FUNDAMENTOS DE BUDISMO DE NICHIREN DAISHONIN
¿Qué es el Budismo?

Budismo es el nombre que reciben las enseñanzas del Buda. Es decir, el Budismo se refiere a todos los sutras que expuso el buda Shakyamuni. A diferencia de otras filosofías o sistemas de pensamiento religioso, el Budismo no establece una distinción clara entre la divinidad y la condición humana. Sus enseñanzas permiten que las personas logren la iluminación, se conviertan en budas. Pero, concretamente, sólo el Sutra del Loto pone la Budeidad al alcance de toda la gente. Esta afirmación se aclarará más adelante, en este mismo volumen. El Buda no puede ser definido, en absoluto, como un ser trascendental o supremo. «Buda» significa ‘el Iluminado’; un buda es alguien que percibe la esencia o realidad de la vida en su interior. Esa realidad esencial sustenta y nutre a la humanidad, y a todos los demás seres vivientes. Quienes han aprehendido tal realidad última, inherente a sus propias vidas, verdaderamente se conocen a sí mismos: son budas.

La máxima de Sócrates «conócete a ti mismo» ha planteado un problema que la filosofía, a lo largo de la Historia, ha intentado resolver. El Budismo, expuesto unos cien años antes de la época de Sócrates, brindó una respuesta concreta que, sin embargo, se vio oscurecida por las tendencias esotéricas que imperaron entre sus eruditos más tempranos. La filosofía budista es, en realidad, la revelación de un medio absolutamente práctico para hacer surgir, en el trayecto hacia la perfección, la entidad verdadera, que se opone a la entidad fenoménica. No se trata de mera especulación metafísica. El Budismo es, fundamentalmente, un sistema práctico de enseñanzas que proveen un medio para concretar el estado ideal de la Budeidad, es decir, la propia perfección.

Los budistas perciben la realidad esencial de la vida en todos los seres humanos por igual y, en consecuencia, respetan la dignidad de todas las personas. No bien uno comienza a reconocer este punto, comprende que debe despertar a los demás respecto de la dignidad de sus propias vidas. La propia fe impulsa a enseñar y ayudar a otros a percibir la realidad última que existe en el interior de cada uno, para que todos puedan desarrollar una existencia verdaderamente feliz. De ese modo, uno ayuda a las personas a lograr la iluminación. Quienes luchan sinceramente por el bien de los demás reciben el nombre de bodhisattvas. El poder que los anima con el deseo de ayudar a otros es la imparcial e infinita misericordia de Buda, denominada jihi.
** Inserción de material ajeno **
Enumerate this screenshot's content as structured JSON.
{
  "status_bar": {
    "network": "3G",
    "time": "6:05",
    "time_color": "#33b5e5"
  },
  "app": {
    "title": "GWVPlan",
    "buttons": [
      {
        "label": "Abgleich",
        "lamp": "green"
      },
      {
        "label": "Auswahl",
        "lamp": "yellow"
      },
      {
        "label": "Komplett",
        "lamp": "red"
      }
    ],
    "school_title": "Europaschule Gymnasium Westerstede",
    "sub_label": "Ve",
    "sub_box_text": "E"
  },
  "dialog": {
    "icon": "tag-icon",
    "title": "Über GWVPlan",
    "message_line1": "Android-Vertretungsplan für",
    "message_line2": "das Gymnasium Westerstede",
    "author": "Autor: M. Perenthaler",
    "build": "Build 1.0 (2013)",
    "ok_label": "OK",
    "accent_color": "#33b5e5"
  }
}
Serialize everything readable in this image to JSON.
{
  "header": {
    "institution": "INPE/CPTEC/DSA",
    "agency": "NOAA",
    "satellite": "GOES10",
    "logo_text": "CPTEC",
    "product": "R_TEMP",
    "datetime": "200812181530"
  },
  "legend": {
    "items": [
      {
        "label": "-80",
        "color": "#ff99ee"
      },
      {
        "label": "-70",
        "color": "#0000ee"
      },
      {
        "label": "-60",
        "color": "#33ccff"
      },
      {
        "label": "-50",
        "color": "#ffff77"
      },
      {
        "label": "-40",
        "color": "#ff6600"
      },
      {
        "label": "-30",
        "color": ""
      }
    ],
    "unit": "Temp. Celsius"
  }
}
Los dos propósitos del Budismo son, pues, la manifestación de la Budeidad y el desarrollo de la condición de bodhisattva. Curiosamente, ambos objetivos fueron reformulados, sin saberlo, por Emmanuel Kant, quien, haciéndose eco de principios expuestos al menos dos mil trescientos años antes que su época, postuló que la propia perfección y la felicidad de los demás eran, a la vez, el designio y la obligación de los seres humanos. Esa es una prueba de que una enseñanza universal puede reaparecer, y lo hará, en el ámbito de culturas completamente diferentes.

Los miembros de la SGI siguen las enseñanzas de Nichiren, un monje budista que vivió en el siglo XIII en el Japón. Nichiren afirmaba que todos los individuos tienen el potencial de iluminarse en su vida presente. La práctica budista es un vehículo para el fortalecimiento individual. Cada persona tiene dentro de sí el poder de sobreponerse a los inevitables desafíos de la vida, de vivir una vida de valor y llegar a ser una influencia positiva en su propia comunidad, en la sociedad y en el mundo.